Propos miłości, kto zna pióro Beaty Majewskiej, ten wie, że pięknie potrafi o niej pisać. W tym i poprzednim tomie "serii arabskiej" pokazała prawdziwe piękno nie tylko uczucia damsko-męskiego, ale również czystej, matczynej miłości do dzieci. Ja, jako matka zostałam dotknięta jej słowami w samo serducho i może wyjdę na mazgaja, ale rzecz jasna uroniłam kilka łez wzruszenia. Za te chwile, za te emocje, bardzo, ale to bardzo jestem Pani Beatce wdzięczna. Kolejny, prawdziwy majstersztyk, którego z całego serca gratuluję!

Co daje ta powieść, rzecz jasna prócz wspaniałej rozrywki z książką? Pozwala na refleksję i to nie jedną. Weźmy choćby wątek choroby dwubiegunowej albo swoiste ostrzeżenie, by przed związkiem z osobą wywodzącą się z całkiem innej kultury, porządnie się zastanowić. Nie, nie chodzi tutaj o rasizm, czy inne uprzedzenia, bo od tego jestem daleka, tak samo jak Beata Majewska.

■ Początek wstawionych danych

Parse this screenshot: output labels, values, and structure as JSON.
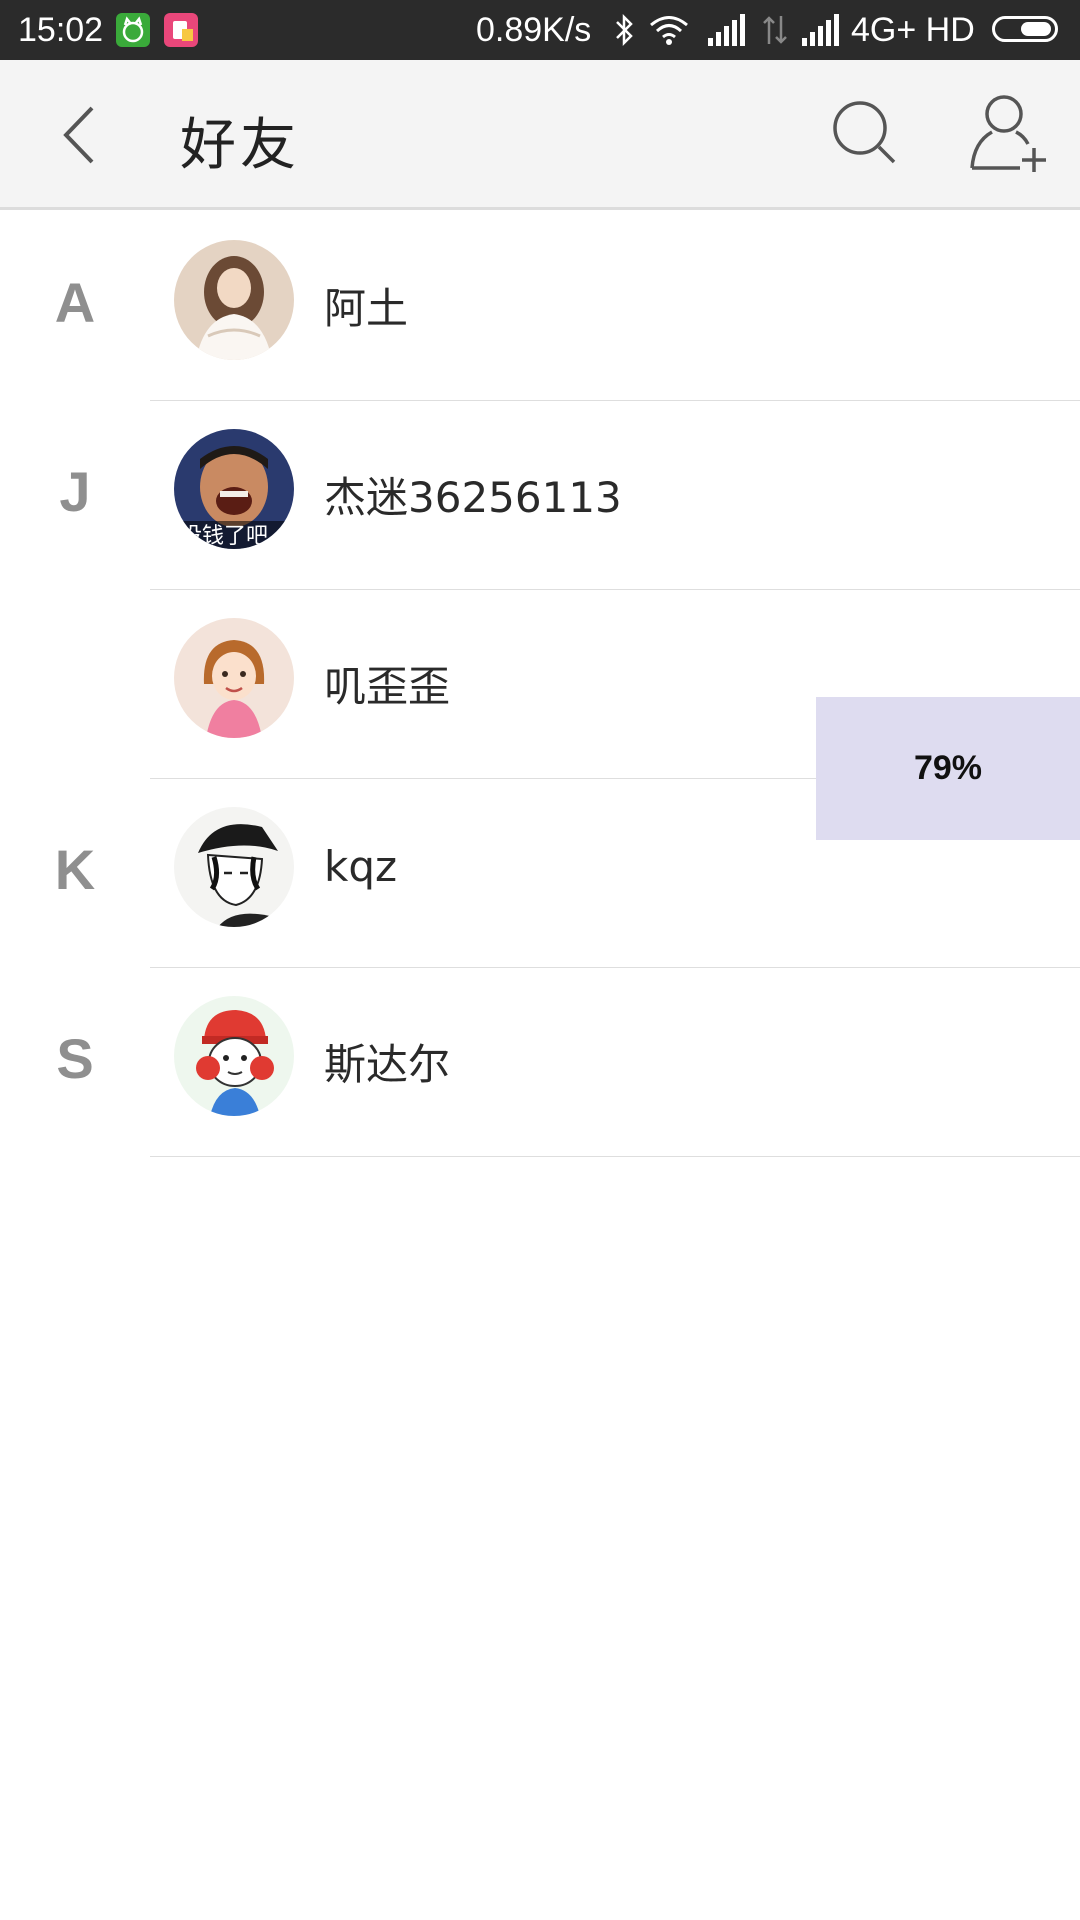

Trzeba sobie jednak zdać sprawę, że taki partner wychowywał się w zupełnie innych warunkach, może inaczej postrzegać świat, mieć zdecydowanie inne przyzwyczajenia i oczekiwania. Taki związek to masa obustronnych kompromisów, bardzo dużo wyrozumiałości, cierpliwości, a nierzadko również wyrzeczeń. Wydaje mi się, że nie każdy byłby na to gotowy. Dlatego lepiej porządnie wszystko przemyśleć przed podjęciem ostatecznych kroków, niż później płakać nad rozlanym mlekiem. Ponadto cała seria wytyka niejedno uprzedzenie, którym jesteśmy przesiąknięci. Może mniej niż jeszcze kilka lat wcześniej, ale jednak. Jest niezwykle cennym przypomnieniem i wytknięciem pewnych wad, którymi cechuje się nasze społeczeństwo.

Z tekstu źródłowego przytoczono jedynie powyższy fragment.